Wong plays celebrity chef Sasha Tran, and Park is Marcus Kim, a dreamer stuck on the fringes of San Francisco in a rap band (Hello Peril) that’s going nowhere. Sasha and Marcus haven’t spoken since high school when they clumsily lost their virginity in the cramped backseat of his Corolla. Now that Sasha has returned to the Bay area to open a new restaurant, can the spark reignite, especially with the two barely holding back on their mutual resentment?
Unfortunately, the plot complications are standard issue. Sasha has broken off her engagement to cheating restaurateur Brandon Choi (Daniel Dae Kim) and Marcus’ relationship with dreadlocked girlfriend Jenny (a high-spirited Vivian Bang) feels more homey than hot. Sasha has a pregnant bestie and business partner in Veronica (a wonderfully droll Michelle Buteau) to ease the flow of banter. And Marcus, of course, has his band, which represents a career dead end without for a minute minimizing the fact that Marcus has talent, which Sasha would like him to do something with, for God’s sake.
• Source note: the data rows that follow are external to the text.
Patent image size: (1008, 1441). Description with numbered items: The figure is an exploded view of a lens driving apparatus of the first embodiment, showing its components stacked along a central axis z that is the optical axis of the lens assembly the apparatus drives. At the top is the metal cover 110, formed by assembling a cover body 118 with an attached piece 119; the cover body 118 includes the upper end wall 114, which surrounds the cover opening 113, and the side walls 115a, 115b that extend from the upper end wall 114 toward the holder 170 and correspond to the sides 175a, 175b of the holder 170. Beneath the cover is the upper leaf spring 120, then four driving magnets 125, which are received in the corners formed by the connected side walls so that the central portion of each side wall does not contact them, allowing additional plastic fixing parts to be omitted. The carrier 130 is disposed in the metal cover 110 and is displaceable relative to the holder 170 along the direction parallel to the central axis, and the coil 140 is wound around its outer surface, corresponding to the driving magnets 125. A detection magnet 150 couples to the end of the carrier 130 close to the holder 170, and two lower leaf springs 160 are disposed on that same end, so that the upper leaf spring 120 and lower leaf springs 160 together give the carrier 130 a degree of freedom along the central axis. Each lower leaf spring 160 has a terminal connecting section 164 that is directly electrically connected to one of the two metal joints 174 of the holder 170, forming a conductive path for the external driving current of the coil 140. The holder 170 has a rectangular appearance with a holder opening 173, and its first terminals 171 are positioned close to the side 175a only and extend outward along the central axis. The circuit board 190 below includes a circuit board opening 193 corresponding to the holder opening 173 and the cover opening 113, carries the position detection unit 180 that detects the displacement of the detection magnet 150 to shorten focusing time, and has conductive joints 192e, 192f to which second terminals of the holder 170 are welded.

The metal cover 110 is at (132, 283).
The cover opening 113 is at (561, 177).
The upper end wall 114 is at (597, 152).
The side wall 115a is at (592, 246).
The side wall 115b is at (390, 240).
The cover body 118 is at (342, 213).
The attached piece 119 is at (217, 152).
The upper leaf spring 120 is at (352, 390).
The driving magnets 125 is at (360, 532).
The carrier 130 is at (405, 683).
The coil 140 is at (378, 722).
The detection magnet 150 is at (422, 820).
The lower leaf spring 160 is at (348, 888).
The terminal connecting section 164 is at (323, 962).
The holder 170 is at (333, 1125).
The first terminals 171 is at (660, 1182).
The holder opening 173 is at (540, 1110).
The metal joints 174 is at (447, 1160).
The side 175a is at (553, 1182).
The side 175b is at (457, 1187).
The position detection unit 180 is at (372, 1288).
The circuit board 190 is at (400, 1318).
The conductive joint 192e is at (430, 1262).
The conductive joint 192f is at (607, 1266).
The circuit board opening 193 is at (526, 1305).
As director, Khan has a skilled way of letting the past seep into the present as Sasha reconnects not just with Marcus but with his father, Harry (James Saito), who was once such an integral part of her upbringing. These moments deepen the film with resonant feeling without skimping on the ha-ha. There are good jokes about Marcus and rap and how Sasha runs cooking up the fame ladder. One scene, set in a wildly pretentious restaurant, skewers the industry of food with hilarious results.
And then there’s Keanu Reeves, who enters the film as a glamorous impediment to the course of true love. Netflix insists critics shouldn’t reveal who Reeves plays, but trust me, the John Wick star is dynamite in a role much closer to home. His self-mocking wit is simply delicious. Still, the movie holds its center when it stays whisper-close to its bruised heart. The question of whether friends can be lovers is a Hollywood staple (see When Harry Met Sally…) that only works when we form a rooting interest in the characters. That we do that here is a tribute to how well Wong and Park play it naughty and nice. Wong is a comic tornado who never sacrifices truth for a laugh, and Park possesses acting instincts that keep it touchingly real. No maybes about it, they’re too good to miss.